A few highlights of my time at FC:

  • Taught the first online course at FC in summer 1996.
  • Served as a NASA Solar System Ambassador (1999-2000); made public presentations about NASA space exploration.
  • Served as campus online coordinator (1999-2002);  wrote the first Strategic Plan for Distance Education at FC; trained more than 100 instructors in online pedagogy and instructional design.
  • Collaborated on Project CORIOLIS (Collaboratory for Oceanographic Research Instrumentation as On-line Laboratory Instruction Sources; 2001-2004).
  • Participated in Faculty Institutes for Reforming Science Teaching II (FIRST II; 2003-2004).
  • Created active-learning web content for 26-episode documentary, The Endless Voyage (2004); wrote one episode (Survivors).
  • Participated in EarthEd (2005), organized by William Prothero, UCSB.
  • Co-authored Exploring the World Ocean with Tommy Dickey, McGraw-Hill (2007).
  • Organized Global Warming Awareness Day (January 31, 2008), a Focus the Nation teach in to raise awareness of climate change.
  • Served as FC Accreditation Self-Study Co-Chair (2011).
  • Awarded $10,000 grant from Metropolitan Water District to support student research in water conservation (2012-2014).
  • Participated in Reading Apprenticeship professional development program to improve student literacy (2014-2015).
  • Served as Earth Sciences Departmental Chair (2013-2017).
  • Presenter, Males Achieving Success, Fullerton College (2015).
  • Presenter, Plastics Unwrapped, Fullerton Museum (2016).
  • Spearheaded five new Earth Science courses and a new Earth Science AS degree program (2016).
  • Awarded three District Innovation Grants to transform non-major science teaching (2014-2017).
  • Awarded $59,000 in equity funding (2015-2017) to increase success and retention of underrepresented students in science.
  • Hosted Natural Sciences Seminar Series (2016-2018).
  • Served as faculty mentor for student club, Students for a Greener Planet.
  • Founded Earth Sciences Undergraduate Research Institute (2016-2019) with 3-yr, $109,612 grant from FC Budget Development Committee.
  • Awarded 4-yr, $66,000 USDA grant (in collaboration with CSUF; 2016-2020) to support students in sustainability-related research.
  • Organized various departmental outreach activities, including Smart Start Saturday, Kindercaminata, Club Rush, WorldFest, Family & High School Senior Night.
  • Created more than 200 YouTube video presentations for students worldwide that have garnered more than 500,000 views.
  • Participant-Supporter, Youth Climate Strike Orange County (2019).
  • Monthly contributor: FC Food Bank, Fullerton Foundation Climate Science Scholarship Fund.

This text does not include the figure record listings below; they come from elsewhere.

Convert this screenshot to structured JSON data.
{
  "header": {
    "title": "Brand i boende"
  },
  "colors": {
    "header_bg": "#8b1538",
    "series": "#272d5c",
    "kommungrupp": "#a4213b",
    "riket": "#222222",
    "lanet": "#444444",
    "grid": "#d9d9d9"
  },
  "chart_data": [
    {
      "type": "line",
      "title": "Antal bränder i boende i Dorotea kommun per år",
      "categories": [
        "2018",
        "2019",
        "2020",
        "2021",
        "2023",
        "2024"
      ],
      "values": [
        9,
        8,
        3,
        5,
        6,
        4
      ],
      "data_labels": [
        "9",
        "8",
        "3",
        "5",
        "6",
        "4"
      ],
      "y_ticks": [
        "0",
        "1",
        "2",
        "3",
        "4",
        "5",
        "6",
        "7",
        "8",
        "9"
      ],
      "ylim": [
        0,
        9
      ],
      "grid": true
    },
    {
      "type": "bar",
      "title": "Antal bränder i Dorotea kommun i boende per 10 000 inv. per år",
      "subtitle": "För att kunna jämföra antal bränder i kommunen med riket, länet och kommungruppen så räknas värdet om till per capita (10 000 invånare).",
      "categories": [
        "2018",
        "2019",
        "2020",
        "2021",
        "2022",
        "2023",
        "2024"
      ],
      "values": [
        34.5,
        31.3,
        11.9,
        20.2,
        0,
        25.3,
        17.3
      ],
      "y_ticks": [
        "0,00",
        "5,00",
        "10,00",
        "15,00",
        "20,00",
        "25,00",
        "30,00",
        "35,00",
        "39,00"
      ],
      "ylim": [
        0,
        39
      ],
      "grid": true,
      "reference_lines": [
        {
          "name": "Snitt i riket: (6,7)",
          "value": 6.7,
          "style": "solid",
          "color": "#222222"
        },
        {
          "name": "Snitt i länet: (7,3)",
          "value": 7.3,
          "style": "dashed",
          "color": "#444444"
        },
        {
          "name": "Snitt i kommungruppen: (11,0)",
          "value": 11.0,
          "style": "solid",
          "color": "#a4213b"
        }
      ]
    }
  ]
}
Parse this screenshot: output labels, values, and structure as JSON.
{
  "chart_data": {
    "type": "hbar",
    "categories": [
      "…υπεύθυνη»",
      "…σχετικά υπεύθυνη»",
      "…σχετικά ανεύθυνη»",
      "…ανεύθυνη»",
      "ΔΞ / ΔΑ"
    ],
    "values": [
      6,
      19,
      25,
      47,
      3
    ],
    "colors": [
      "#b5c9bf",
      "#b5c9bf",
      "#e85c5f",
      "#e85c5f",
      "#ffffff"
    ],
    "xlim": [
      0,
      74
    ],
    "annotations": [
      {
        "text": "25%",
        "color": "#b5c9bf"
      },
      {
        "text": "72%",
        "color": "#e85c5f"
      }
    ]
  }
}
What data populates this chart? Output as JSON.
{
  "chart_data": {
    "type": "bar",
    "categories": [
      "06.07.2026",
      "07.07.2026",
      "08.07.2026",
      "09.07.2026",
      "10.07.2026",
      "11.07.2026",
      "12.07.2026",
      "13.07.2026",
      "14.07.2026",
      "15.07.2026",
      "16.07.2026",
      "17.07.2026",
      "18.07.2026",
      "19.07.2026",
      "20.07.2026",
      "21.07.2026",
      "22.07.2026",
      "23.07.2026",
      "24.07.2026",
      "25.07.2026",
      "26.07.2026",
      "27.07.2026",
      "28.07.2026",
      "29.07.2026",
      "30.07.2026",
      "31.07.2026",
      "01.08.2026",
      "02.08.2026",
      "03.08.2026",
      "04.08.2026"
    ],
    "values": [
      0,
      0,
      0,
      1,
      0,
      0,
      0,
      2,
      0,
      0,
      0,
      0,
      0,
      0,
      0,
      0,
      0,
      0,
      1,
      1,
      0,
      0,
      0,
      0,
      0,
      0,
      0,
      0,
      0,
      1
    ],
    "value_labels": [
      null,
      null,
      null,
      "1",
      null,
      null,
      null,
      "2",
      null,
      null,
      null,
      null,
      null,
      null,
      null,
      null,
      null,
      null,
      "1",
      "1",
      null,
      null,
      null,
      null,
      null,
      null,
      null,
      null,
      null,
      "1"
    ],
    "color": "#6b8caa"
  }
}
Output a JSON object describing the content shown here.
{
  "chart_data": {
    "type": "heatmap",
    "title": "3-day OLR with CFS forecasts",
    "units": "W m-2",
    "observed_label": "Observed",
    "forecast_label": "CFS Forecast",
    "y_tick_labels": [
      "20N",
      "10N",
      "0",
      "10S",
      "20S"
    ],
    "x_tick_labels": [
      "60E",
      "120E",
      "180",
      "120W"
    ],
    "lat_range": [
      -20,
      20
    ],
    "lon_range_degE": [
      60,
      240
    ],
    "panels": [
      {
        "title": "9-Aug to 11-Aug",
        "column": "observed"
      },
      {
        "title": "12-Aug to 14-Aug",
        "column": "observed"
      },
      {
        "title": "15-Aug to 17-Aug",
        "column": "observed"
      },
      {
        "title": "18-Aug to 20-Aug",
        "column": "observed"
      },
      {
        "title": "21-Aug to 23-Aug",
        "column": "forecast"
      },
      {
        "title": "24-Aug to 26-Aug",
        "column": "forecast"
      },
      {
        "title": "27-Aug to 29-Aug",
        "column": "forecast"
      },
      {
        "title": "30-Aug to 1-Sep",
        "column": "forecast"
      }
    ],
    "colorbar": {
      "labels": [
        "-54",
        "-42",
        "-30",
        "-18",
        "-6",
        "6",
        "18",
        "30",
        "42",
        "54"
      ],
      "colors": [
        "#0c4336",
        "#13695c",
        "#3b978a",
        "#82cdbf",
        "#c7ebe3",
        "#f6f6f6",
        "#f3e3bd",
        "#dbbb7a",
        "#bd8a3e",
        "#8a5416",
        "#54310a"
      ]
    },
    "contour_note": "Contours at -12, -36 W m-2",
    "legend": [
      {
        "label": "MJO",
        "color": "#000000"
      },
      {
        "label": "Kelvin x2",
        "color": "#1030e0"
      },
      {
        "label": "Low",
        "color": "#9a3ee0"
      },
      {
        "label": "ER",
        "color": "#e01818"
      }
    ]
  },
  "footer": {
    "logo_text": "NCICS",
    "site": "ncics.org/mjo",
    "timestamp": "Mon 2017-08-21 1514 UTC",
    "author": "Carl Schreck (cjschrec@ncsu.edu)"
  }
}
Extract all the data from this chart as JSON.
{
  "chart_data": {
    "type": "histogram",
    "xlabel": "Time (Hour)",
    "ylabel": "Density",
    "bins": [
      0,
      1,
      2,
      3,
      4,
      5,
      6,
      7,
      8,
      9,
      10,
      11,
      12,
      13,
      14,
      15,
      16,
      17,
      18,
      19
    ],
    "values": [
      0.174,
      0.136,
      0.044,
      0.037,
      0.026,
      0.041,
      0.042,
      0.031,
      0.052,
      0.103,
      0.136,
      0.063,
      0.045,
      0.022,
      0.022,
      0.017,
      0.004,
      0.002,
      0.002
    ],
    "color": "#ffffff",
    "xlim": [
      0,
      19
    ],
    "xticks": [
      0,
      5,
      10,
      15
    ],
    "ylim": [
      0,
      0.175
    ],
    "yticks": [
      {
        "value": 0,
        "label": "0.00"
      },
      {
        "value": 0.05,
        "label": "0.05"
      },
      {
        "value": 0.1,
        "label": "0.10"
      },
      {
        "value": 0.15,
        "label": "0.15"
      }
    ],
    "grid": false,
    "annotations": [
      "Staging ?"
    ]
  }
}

Every day brings a new opportunity to inspire someone, to teach them something, and to love and serve others with a generous heart. It’s also a new chance to meet someone inspiring, to learn something new, and to improve one’s self. We can’t protect what we don’t understand and this applies to the ocean as well as our lives.

Hopefully, through my teaching, I can help to make the world a more sustainable and just place to live while raising awareness of the ocean and its importance to life on Earth.

Life Outside College

I love to write and am currently working on a new multi-part book, Our World Ocean: Understanding the Most Important Ecosystem on Earth, with an outstanding group of woman artists, editors, and designers. The first of five “voyages” will be published in January 2023. When I’m not teaching or writing, I care for four cats (RIP, Bebe, 3/27/2022) and spend much-treasured time with the love of my life, Shae, my partner since February 1, 2001.